You are not the villain of the story because you were never given the choice. period.

It was her choice to betray, her choice to lie, he choice to put her family in this mess.

You had no agency at all, you stayed loyal to her, she replaced with a guy who has zero problem in screwing a wife with kids (and a subordinate) for his pleasure. No morals, no if, not even giving a fuck to putting her in this situation (aka he does not give 2 shits about her too)

In short a piece of shit.
And she is in the same league.

Is not the BS fault, is always the WS.

Can I call her bullshit out right away?


If she was truly so unhappy with you and trapped as she said, she could have divorced you before sleeping with her principal.

She did not, it means she is perfectly fine in keeping you as backup and the AP as ego boost.
And to be used for this by the OM.

That's all there is to it. She is blaming you for her disgusting flaws.
No lady, is all on you.

You tried the pick me dance, she does not give a damn. Nobody ever does.

Read about the hard 180, prepare for Divorce, and rebuild your life and yourself right now. She is not worthy a minute more of your love. When someone shows you who they truly are, believe them.

Now, if she realizes the kind of fuckup and wants to retrace her steps, you DO NOT have to give her another chance. Nobody deserves it.

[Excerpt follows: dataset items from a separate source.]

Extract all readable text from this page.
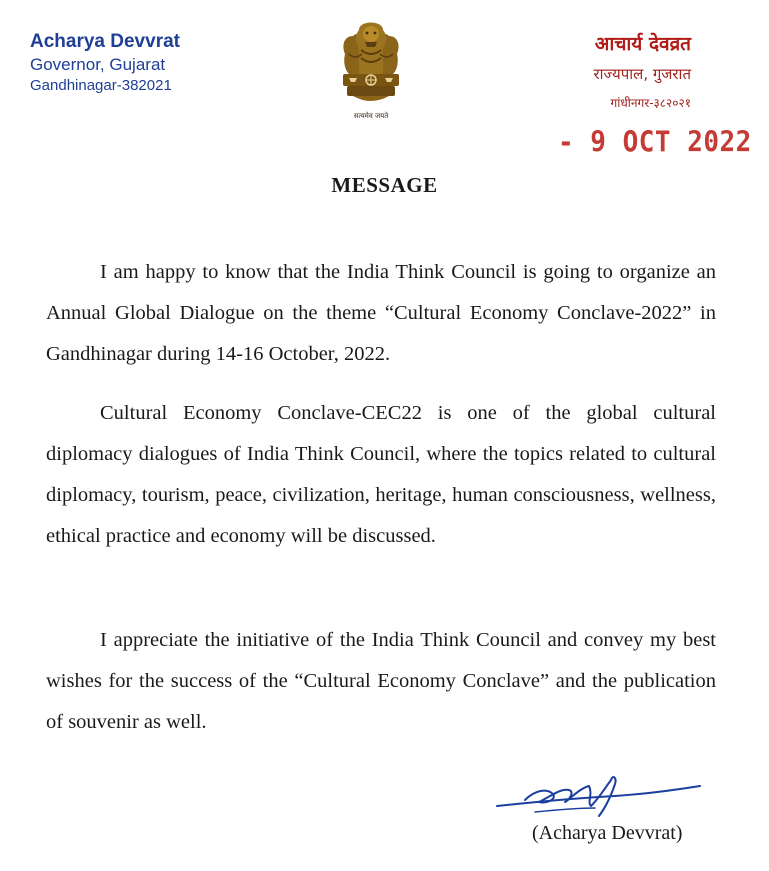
Acharya Devvrat
Governor, Gujarat
Gandhinagar-382021
सत्यमेव जयते
आचार्य देवव्रत
राज्यपाल, गुजरात
गांधीनगर-३८२०२१
- 9 OCT 2022
MESSAGE

I am happy to know that the India Think Council is going to organize an Annual Global Dialogue on the theme “Cultural Economy Conclave-2022” in Gandhinagar during 14-16 October, 2022.

Cultural Economy Conclave-CEC22 is one of the global cultural diplomacy dialogues of India Think Council, where the topics related to cultural diplomacy, tourism, peace, civilization, heritage, human consciousness, wellness, ethical practice and economy will be discussed.

I appreciate the initiative of the India Think Council and convey my best wishes for the success of the “Cultural Economy Conclave” and the publication of souvenir as well.

(Acharya Devvrat)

If and only if, your still nourish feelings that is worth a try to Reconciliation, first of all she must show you undeniably that she is putting up the work to amend to the mess she caused, going to therapy (she needs it even more than you do), quitting thejob where she has the affair... then maybe, and only maybe, you might think to consider, if there is remorse and a complete 180 from her past behaviors.

She is not there yet.
Close all communications that are not essential to run the family. Ignore her like she is worthless of your attention. Build a life for yourself you can be proud of.

She will notice.

She will lose more than you in this, be assured, you will suffer now, she will have it for the rest of her life.

You are welcome to send me a PM if you think I can help you. I respond when I can.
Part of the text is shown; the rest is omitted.